Second round 0.9X AMpure Fraction:¶

  • Prepare another set of clean PCR tubes identical in number to the PCR tubes in the Magnetic rack.
  • Without sucking up any AMpure beads, transfer 50μl of liquid from each PCR tube in the rack to its corresponding clean PCR tube.
  • Vortex the eppie with the Ampure XP beads to evenly resuspend the beads.
  • Add 45μl of Ampure XP beads to each 50μl PCR tube. This is a 0.9X AMpure beads fraction.
  • Mix each PCR tube well by pipetting up and down at least 15 times.
  • Incubate at room temperature for 5 minutes.
  • Place the PCR tubes in a Magnetic Rack. Wait two minutes for the liquid to become clear.
  • Don't remove the PCR tubes from the Magnetic Rack.
  • Remove 93μl of liquid from each PCR tube, without disturbing the Ampure XP beads.
  • Wash the beads with 80% Ethanol twice:
    • Add 200μl of the freshly prepared 80% Ethanol to each tube.
    • Wait 30 seconds.
    • Remove the liquid from each PCR tube without disturbing the Ampure XP beads.
    • Add 200μl of the freshly prepared 80% Ethanol to each tube.
    • Wait 30 seconds.
    • Remove the liquid from each PCR tube without disturbing the Ampure XP beads.
  • Using a P200, remove the residual liquid from each PCR tube without disturbing the Ampure XP beads.
  • Leave the PCR tubes on the Magnetic rack for 10-15 minutes to allow the remaining Ethanol to evaporate.
  • Remove the PCR tubes from the Magnetic rack.
  • Now add 17μl of Distilled Water to each PCR tube. Using the same tip evenly resuspend all the beads stuck to the side of the PCR tube.
  • Incubate at room temperature for 2 minutes.
  • Place all the PCR tubes back in the Magnetic Rack. Wait two minutes for the liquid to become clear.
  • Prepare clean 1.5ml Eppendorf tubes identical in number to the PCR tubes in the Magnetic rack. Label each tube with the i7(N70X) Oligo used, a short description of the experiment, your name and the date.
  • Without sucking up any Ampure XP beads, transfer 15μl of liquid from each PCR tube in the rack to its corresponding eppie.

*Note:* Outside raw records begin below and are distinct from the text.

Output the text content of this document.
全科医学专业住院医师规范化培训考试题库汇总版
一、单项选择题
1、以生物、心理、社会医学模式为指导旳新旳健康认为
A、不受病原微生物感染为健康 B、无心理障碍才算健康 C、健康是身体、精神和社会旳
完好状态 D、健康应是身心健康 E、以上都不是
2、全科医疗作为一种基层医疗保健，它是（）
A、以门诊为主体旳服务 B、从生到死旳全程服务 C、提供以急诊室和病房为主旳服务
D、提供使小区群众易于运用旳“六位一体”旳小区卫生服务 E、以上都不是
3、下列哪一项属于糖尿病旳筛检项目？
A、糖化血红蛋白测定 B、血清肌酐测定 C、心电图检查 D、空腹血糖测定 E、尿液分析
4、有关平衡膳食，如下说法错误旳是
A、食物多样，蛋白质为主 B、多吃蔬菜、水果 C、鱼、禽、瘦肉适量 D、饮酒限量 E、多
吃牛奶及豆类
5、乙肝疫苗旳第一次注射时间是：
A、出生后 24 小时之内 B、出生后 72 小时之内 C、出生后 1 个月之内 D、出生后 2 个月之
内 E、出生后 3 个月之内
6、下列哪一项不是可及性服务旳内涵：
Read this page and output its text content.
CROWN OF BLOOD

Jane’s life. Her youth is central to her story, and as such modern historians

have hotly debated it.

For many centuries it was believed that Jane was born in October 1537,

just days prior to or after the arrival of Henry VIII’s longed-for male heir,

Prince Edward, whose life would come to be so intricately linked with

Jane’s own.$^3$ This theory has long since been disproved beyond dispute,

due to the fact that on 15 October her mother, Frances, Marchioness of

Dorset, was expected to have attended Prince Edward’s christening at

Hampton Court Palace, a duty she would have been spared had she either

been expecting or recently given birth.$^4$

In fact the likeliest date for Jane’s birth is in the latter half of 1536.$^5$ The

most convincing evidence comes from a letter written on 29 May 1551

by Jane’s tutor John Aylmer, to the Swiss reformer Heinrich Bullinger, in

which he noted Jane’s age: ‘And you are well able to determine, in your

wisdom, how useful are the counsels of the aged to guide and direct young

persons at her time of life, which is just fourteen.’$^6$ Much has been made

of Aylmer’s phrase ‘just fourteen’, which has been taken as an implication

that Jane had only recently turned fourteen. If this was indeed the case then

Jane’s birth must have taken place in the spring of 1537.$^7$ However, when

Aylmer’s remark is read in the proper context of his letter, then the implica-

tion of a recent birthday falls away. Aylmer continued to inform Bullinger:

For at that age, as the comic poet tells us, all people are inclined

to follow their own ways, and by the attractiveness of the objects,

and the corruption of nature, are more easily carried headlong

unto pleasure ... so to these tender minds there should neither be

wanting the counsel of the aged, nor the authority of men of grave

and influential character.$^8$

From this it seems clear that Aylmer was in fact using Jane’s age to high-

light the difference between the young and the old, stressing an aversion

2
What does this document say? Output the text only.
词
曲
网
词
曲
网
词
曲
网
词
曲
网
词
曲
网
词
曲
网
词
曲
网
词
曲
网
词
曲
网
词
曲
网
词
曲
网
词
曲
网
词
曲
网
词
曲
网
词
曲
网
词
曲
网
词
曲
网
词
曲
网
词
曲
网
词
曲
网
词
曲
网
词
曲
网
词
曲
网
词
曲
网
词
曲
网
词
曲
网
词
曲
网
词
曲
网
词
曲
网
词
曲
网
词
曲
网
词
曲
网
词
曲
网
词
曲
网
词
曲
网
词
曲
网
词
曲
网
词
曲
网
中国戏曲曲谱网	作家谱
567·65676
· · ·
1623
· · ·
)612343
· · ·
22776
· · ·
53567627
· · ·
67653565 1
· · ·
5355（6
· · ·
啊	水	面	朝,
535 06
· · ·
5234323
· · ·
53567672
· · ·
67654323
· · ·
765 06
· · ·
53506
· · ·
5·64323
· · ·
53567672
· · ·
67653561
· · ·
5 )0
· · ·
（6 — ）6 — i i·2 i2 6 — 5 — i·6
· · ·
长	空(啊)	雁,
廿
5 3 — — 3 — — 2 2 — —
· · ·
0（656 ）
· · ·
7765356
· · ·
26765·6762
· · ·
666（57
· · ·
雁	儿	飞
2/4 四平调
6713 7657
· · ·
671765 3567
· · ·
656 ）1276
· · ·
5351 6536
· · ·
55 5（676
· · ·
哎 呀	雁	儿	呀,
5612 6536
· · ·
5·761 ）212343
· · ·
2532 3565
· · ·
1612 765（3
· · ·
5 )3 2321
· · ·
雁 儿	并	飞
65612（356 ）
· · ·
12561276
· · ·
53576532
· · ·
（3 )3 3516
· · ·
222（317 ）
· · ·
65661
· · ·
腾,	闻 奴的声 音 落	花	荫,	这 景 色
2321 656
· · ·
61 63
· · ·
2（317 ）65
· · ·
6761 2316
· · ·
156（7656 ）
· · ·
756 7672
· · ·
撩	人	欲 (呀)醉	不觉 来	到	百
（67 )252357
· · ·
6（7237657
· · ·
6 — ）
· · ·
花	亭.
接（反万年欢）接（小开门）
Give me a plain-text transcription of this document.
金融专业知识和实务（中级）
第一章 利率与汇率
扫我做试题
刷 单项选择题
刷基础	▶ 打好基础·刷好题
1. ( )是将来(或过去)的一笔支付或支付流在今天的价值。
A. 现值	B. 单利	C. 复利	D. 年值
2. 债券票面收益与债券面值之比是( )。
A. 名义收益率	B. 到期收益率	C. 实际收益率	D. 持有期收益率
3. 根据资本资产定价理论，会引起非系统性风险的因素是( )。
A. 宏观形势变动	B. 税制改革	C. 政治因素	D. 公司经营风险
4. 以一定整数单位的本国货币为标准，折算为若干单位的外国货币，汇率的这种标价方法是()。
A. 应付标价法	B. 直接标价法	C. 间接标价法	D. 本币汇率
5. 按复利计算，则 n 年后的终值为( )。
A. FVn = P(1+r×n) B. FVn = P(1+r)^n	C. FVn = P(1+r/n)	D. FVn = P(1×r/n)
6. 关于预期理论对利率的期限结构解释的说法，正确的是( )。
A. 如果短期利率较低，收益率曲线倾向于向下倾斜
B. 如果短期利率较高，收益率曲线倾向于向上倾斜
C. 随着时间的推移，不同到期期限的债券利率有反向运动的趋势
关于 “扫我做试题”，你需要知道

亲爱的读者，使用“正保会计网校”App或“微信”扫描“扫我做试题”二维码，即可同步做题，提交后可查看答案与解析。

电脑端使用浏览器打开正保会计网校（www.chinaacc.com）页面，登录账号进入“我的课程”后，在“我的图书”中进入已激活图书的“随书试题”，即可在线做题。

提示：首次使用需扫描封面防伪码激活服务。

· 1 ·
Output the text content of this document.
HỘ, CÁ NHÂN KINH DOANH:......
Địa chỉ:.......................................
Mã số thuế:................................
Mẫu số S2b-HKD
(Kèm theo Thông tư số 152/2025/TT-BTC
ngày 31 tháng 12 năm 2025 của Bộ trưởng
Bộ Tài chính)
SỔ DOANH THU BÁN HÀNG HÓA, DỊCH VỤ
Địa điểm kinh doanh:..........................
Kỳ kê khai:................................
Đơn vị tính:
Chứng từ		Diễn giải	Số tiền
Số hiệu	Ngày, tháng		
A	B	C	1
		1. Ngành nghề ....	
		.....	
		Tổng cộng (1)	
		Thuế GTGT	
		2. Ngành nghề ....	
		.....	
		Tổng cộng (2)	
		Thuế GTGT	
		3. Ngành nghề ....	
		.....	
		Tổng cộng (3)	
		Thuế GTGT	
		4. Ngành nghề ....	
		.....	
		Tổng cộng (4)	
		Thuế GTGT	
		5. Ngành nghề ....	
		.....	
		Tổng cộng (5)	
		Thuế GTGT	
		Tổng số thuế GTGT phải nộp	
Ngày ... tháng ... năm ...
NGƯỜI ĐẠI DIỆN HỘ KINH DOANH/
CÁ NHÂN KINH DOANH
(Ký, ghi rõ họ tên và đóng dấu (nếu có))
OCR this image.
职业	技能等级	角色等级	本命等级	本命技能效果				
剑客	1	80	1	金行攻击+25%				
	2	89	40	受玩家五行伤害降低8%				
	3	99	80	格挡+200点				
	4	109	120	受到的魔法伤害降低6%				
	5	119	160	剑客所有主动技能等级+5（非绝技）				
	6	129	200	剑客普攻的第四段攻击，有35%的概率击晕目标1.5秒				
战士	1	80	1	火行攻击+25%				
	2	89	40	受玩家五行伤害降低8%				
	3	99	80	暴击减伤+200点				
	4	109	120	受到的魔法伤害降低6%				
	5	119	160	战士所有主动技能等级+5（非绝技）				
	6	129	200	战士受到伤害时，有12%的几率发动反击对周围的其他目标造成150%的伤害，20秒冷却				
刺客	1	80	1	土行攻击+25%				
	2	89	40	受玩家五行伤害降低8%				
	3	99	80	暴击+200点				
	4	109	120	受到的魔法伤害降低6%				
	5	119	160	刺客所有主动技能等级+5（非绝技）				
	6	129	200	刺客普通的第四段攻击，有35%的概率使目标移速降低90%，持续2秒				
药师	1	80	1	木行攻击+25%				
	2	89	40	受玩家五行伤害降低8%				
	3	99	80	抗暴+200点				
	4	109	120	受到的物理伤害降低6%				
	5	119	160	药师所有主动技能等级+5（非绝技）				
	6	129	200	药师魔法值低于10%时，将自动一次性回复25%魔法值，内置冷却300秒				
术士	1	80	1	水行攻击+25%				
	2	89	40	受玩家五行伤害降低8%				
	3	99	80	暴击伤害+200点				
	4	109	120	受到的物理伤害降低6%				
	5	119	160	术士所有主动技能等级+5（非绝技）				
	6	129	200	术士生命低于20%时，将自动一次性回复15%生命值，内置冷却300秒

Tagmented Library Concentration with Qubit¶

⚠ IMPORTANT:For all Qubit Tubes only Pipette till the first stop even if there is liquid left in the pipette tip. Don't pipette up and down to mix.

  • Get the Qubit 1X dsDNA HS Working Solution from 4°C.
  • Prepare Qubit Assay tubes identical in number to the eppies.
  • Add 199μl of Qubit 1X dsDNA HS Working Solution to each Qubit Assay tube.
  • Transfer 1μl of purified product from each eppie to its corresponding Qubit Assay Tube.
  • Vortex all the Qubit Assay tubes at full speed for 5 seconds.
  • Go to the Device Home Screen. Select the 1X dsDNA High Sensitivity assay
  • Select 1μl as Sample Volume.
  • Now measure the dsDNA concentration for each tube in ng/μl using the Qubit device.
  • You should expect a concentration between 5ng/μl to 18ng/μl for each sample/split.

This is a STOPPING STEP. You can store your eppies with the libraries at -20°C. I recommend having a decicated Storage box for storing these libraries.